Data Quality Problems In Process Mining And What To Do About Them — Part 13: Missing Complete Timestamps for Ongoing Activities
This is the 13th article in our series on data quality problems for process mining. You can find an overview of all articles in the series here.
If you have ‘start’ and ‘complete’ timestamps in your data set, then you can sometimes encounter situations, where the ‘complete’ timestamp is missing for those activities that are currently still running.
For example, take a look at the data snippet below (click on the image to see a larger version). Two process steps were performed for case ID 1938. The second activity that was recorded for this case is ‘Analyze Purchase Requisition’. It has a ‘start’ timestamp but the ‘complete’ timestamp is empty, because the activity has not yet completed (it is ongoing).
In principle, this is not a problem. After importing the data set, you can simply analyze the process map and the variants, etc., as you would usually do. When you look at a concrete case, then the activity duration for the activities that have not completed yet is shown as “instant” (see the history for case ID 1938 in the screenshot below).

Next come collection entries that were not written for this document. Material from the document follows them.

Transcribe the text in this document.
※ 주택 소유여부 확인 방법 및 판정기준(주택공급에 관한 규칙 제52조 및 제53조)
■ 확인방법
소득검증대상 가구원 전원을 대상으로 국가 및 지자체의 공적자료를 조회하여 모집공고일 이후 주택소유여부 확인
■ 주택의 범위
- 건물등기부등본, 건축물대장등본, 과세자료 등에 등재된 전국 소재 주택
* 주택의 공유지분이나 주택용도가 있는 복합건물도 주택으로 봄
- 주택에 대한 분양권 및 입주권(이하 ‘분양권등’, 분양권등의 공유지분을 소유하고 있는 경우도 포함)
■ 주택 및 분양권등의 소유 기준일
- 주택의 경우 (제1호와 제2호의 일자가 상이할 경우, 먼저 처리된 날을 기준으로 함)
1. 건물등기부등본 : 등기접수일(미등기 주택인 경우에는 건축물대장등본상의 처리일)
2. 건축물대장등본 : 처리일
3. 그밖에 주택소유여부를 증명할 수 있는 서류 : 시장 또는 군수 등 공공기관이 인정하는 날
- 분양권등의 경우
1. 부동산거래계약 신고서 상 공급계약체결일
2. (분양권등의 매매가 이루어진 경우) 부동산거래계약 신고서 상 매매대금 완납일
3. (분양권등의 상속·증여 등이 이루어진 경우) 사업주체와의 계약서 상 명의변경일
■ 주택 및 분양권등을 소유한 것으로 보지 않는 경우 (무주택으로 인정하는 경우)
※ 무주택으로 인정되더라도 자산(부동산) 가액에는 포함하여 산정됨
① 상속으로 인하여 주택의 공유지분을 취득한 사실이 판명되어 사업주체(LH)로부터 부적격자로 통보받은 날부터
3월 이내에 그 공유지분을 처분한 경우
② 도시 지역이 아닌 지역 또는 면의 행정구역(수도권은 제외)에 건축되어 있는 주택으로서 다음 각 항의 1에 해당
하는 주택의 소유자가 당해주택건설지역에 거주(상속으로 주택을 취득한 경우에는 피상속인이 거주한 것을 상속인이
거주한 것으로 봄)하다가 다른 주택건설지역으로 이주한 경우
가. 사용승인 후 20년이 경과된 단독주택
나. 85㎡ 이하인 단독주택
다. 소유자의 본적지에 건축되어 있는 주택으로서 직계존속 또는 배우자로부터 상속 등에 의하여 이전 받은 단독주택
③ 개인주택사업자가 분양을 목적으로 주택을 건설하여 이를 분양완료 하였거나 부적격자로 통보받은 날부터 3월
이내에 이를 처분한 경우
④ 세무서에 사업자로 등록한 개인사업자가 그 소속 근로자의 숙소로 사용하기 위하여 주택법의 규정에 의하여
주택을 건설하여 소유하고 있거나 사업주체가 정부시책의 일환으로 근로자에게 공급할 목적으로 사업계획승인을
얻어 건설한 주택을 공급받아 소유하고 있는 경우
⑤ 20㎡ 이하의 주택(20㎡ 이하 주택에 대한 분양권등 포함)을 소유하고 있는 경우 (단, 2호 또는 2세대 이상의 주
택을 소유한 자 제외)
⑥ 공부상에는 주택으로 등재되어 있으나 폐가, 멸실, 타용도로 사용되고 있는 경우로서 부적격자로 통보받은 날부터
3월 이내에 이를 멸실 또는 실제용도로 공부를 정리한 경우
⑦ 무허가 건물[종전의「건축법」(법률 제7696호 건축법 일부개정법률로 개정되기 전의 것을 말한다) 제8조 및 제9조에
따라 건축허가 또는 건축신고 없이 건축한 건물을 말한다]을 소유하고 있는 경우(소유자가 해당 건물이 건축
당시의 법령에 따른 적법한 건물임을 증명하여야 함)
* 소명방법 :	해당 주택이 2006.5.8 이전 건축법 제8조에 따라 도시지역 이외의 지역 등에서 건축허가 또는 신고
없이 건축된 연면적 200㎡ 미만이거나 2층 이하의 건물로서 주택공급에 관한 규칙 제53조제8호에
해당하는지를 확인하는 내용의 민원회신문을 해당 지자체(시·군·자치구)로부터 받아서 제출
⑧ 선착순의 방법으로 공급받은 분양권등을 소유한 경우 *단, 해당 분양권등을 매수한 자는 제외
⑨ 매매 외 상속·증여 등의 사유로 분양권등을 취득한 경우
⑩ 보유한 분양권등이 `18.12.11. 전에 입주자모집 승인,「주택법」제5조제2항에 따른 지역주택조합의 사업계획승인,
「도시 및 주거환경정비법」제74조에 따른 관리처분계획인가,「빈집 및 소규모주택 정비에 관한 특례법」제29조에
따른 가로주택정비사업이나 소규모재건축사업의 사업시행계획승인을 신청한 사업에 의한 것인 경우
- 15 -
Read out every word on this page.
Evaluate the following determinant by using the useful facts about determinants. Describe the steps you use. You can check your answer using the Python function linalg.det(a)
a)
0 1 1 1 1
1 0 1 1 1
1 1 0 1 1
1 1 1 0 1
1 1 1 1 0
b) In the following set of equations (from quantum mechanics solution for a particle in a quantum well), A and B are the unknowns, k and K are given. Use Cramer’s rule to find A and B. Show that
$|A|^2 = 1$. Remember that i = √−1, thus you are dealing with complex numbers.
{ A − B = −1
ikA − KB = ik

However, where this does become a problem is when you analyze the activity duration statistics (see screenshot below). The “instant” activity durations influence the mean and the median duration of the activity. So, you want to remove those activities that are still ongoing from the calculation of the activity duration statistics.
How to fix:
Import your data set again and only configure the complete timestamp as a ‘Timestamp’ column (keep the start timestamp column as an attribute via the ‘Other’ configuration). This will remove all events, where the complete timestamp is missing.
Your activity duration statistics will now only be based on those activities that actually have both a start and a complete timestamp.